Doing this naively is an issue - as this is an incremental tree, commitments are never deleted, so it’s best to use as large as possible tree. We chose a tree of depth 30, supporting about a billion of commitments. Managing this large a tree directly in a smart contract is not practical.

To cope with that, we implemented an efficient incremental merkle tree in Solidity.

  1. The gas requirements for the pairing operations needed to verify proofs are pretty high - verifying a single proof consumes about 2 million gas.

This is where the different trade-offs between the systems come into friction - on the one hand, modularization of proofs allows for more versatile, practical and secure proofs, and on the other hand, we would like to minimize the amount of gas used in the contract.
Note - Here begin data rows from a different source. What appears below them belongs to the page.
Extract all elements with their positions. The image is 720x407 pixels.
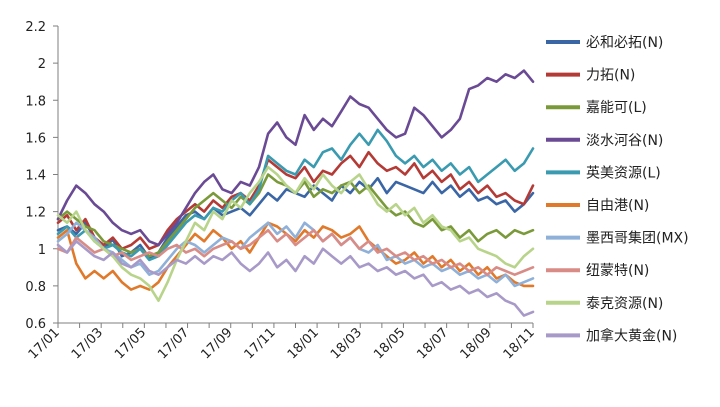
- legend-label-8: 纽蒙特(N): [586, 263, 649, 279]
- series-line-5: [56, 128, 535, 262]
- y-tick-label: 1: [38, 243, 46, 258]
- series-line-2: [56, 150, 535, 251]
- legend-label-1: 必和必拓(N): [586, 35, 663, 51]
- x-tick-label: 18/11: [501, 325, 538, 362]
- legend-label-3: 嘉能可(L): [586, 100, 647, 116]
- series-line-7: [56, 221, 535, 288]
- series-line-6: [56, 221, 535, 291]
- series-line-10: [56, 240, 535, 317]
- x-tick-label: 17/07: [155, 325, 192, 362]
- legend-label-4: 淡水河谷(N): [586, 133, 663, 149]
- y-tick-label: 0.8: [25, 280, 46, 295]
- x-tick-label: 18/01: [285, 325, 322, 362]
- series-line-9: [56, 165, 535, 303]
- y-tick-label: 0.6: [25, 317, 46, 332]
- series-line-8: [56, 228, 535, 277]
- x-tick-label: 18/09: [458, 325, 495, 362]
- series-lines: [56, 69, 535, 317]
- x-tick-label: 17/03: [69, 325, 106, 362]
- y-tick-label: 1.8: [25, 94, 46, 109]
- y-tick-label: 2.2: [25, 20, 46, 35]
- x-tick-label: 17/09: [198, 325, 235, 362]
- x-tick-label: 17/05: [112, 325, 149, 362]
- legend-label-6: 自由港(N): [586, 198, 649, 214]
- y-tick-label: 1.4: [25, 169, 46, 184]
- series-line-4: [56, 69, 535, 247]
- legend-label-9: 泰克资源(N): [586, 296, 663, 312]
- y-tick-label: 1.6: [25, 131, 46, 146]
- legend-label-7: 墨西哥集团(MX): [586, 230, 689, 247]
- legend-label-2: 力拓(N): [586, 68, 635, 84]
- x-tick-label: 17/11: [242, 325, 279, 362]
- x-tick-label: 18/03: [328, 325, 365, 362]
- legend-label-5: 英美资源(L): [586, 164, 661, 181]
- legend: 必和必拓(N) 力拓(N) 嘉能可(L) 淡水河谷(N) 英美资源(L) 自由港(N) 墨西…: [546, 35, 689, 344]
- x-tick-label: 18/07: [414, 325, 451, 362]
- axes: 0.60.811.21.41.61.822.217/01 17/03 17/05 17…: [25, 20, 538, 362]
- legend-label-10: 加拿大黄金(N): [586, 327, 677, 344]
- y-tick-label: 2: [38, 57, 46, 72]
- y-tick-label: 1.2: [25, 206, 46, 221]
- x-tick-label: 18/05: [371, 325, 408, 362]
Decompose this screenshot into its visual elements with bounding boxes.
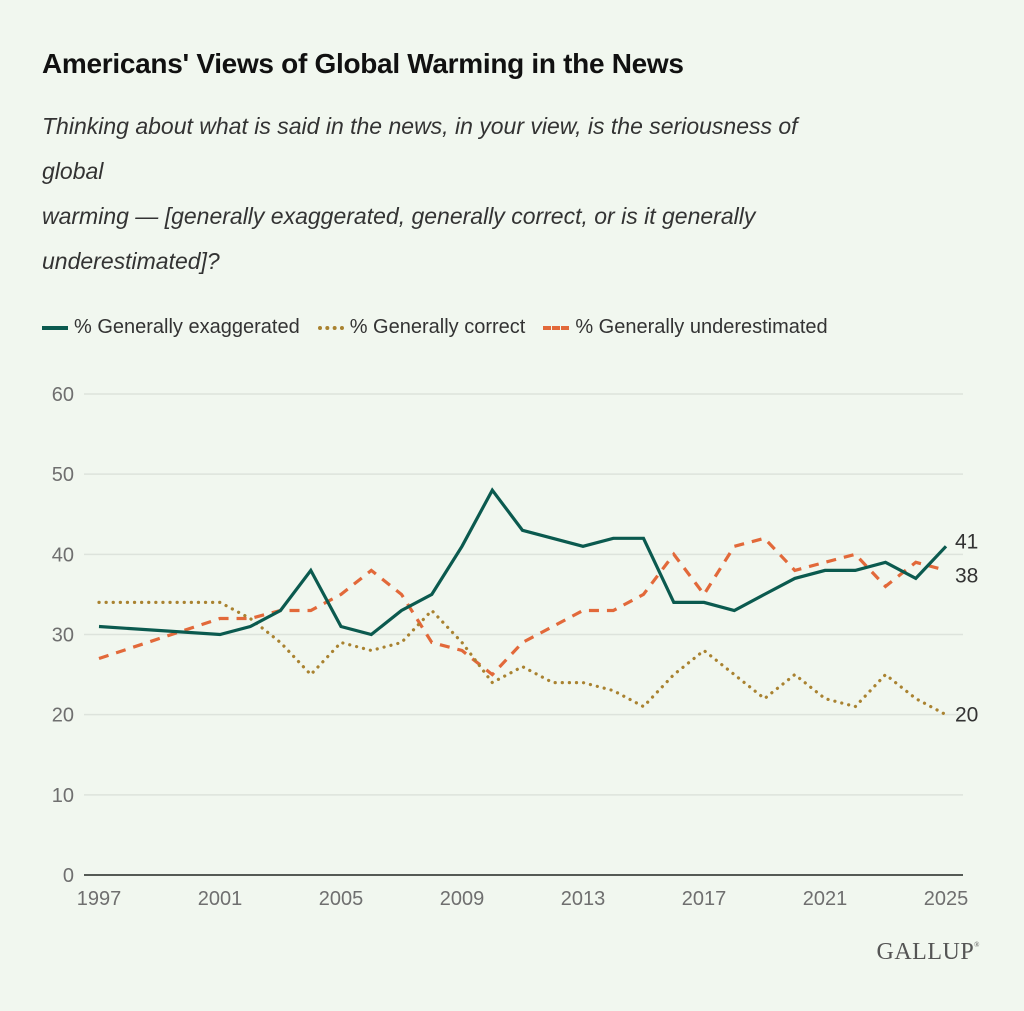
legend-item-exaggerated: % Generally exaggerated: [42, 316, 300, 339]
y-tick-label: 30: [52, 625, 74, 647]
end-value-label: 41: [955, 530, 978, 553]
legend-label: % Generally exaggerated: [74, 316, 300, 338]
y-axis: 0 10 20 30 40 50 60: [52, 384, 74, 887]
x-tick-label: 2017: [682, 888, 727, 910]
legend-swatch-dashed: [543, 325, 570, 330]
x-tick-label: 2013: [561, 888, 606, 910]
chart-legend: % Generally exaggerated % Generally corr…: [42, 316, 828, 339]
gridlines: [84, 393, 963, 876]
legend-swatch-solid: [42, 325, 68, 330]
series-line-dashed: [98, 536, 947, 677]
subtitle-line: Thinking about what is said in the news,…: [42, 113, 798, 139]
y-tick-label: 50: [52, 464, 74, 486]
end-labels: 41 20 38: [955, 530, 978, 726]
legend-label: % Generally correct: [349, 316, 526, 338]
x-tick-label: 2021: [803, 888, 848, 910]
x-axis: 1997 2001 2005 2009 2013 2017 2021 2025: [77, 888, 969, 910]
subtitle-line: warming — [generally exaggerated, genera…: [42, 203, 756, 229]
y-tick-label: 40: [52, 544, 74, 566]
chart-subtitle: Thinking about what is said in the news,…: [42, 104, 962, 284]
chart-title: Americans' Views of Global Warming in th…: [42, 48, 684, 79]
x-tick-label: 1997: [77, 888, 122, 910]
y-tick-label: 60: [52, 384, 74, 406]
logo-text: GALLUP: [876, 939, 975, 965]
legend-item-correct: % Generally correct: [317, 316, 526, 339]
y-tick-label: 0: [63, 865, 74, 887]
registered-mark: ®: [974, 941, 980, 949]
x-tick-label: 2009: [440, 888, 485, 910]
subtitle-line: global: [42, 158, 104, 184]
y-tick-label: 20: [52, 705, 74, 727]
gallup-logo: GALLUP®: [877, 939, 981, 966]
series-line-solid: [98, 487, 948, 637]
series-line-dotted: [97, 600, 948, 717]
series-group: [97, 487, 948, 717]
y-tick-label: 10: [52, 785, 74, 807]
x-tick-label: 2025: [924, 888, 969, 910]
x-tick-label: 2005: [319, 888, 364, 910]
x-tick-label: 2001: [198, 888, 243, 910]
end-value-label: 20: [955, 704, 978, 727]
legend-swatch-dotted: [317, 325, 344, 330]
legend-item-underestimated: % Generally underestimated: [543, 316, 828, 339]
subtitle-line: underestimated]?: [42, 248, 220, 274]
legend-label: % Generally underestimated: [575, 316, 828, 338]
end-value-label: 38: [955, 564, 978, 587]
There are possibilities to make good trade-offs - using different modularization techniques, combining proofs using Proof-Carrying Data and many more. In a private Ethereum network, it even becomes a non-issue, with the ability to introduce new precompiles.

Also, there are proposals to decrease the amount of gas, which will improve this situation.

  1. The glue component in the tax proof requires the use of hashes in ZoKrates. We have made efforts to integrate efficient external circuits and are hoping to collaborate with the ZoKrates team to make more integration possibilities a reality.

Summary

In this post, we’ve seen an end-to-end zero-knowledge system to allow real-time taxation with exposing the user’s private data. This is just scratching the surface of the possibilities of practically using zero-knowledge proofs and other privacy preserving tools, in which we specialize in QED‐it.

Of course, many technical details have been omitted for brevity, and there’s much more to the story. I invite you to write to us at [email protected] to learn more about the SDK.

If you’re attending ZCon0, you’re welcome to meet some of our team and attend our CEO’s talk about “Zero Knowledge In The Enterprise” on day 2 at 9:10AM and the ZKProof workshop on the same day at 1PM, lead by our Daniel Benarroch and Eran Tromer.

We are also hiring!

I hope this has been enjoyable, and that it ignites the imagination as to what is now possible in a privacy preserving world!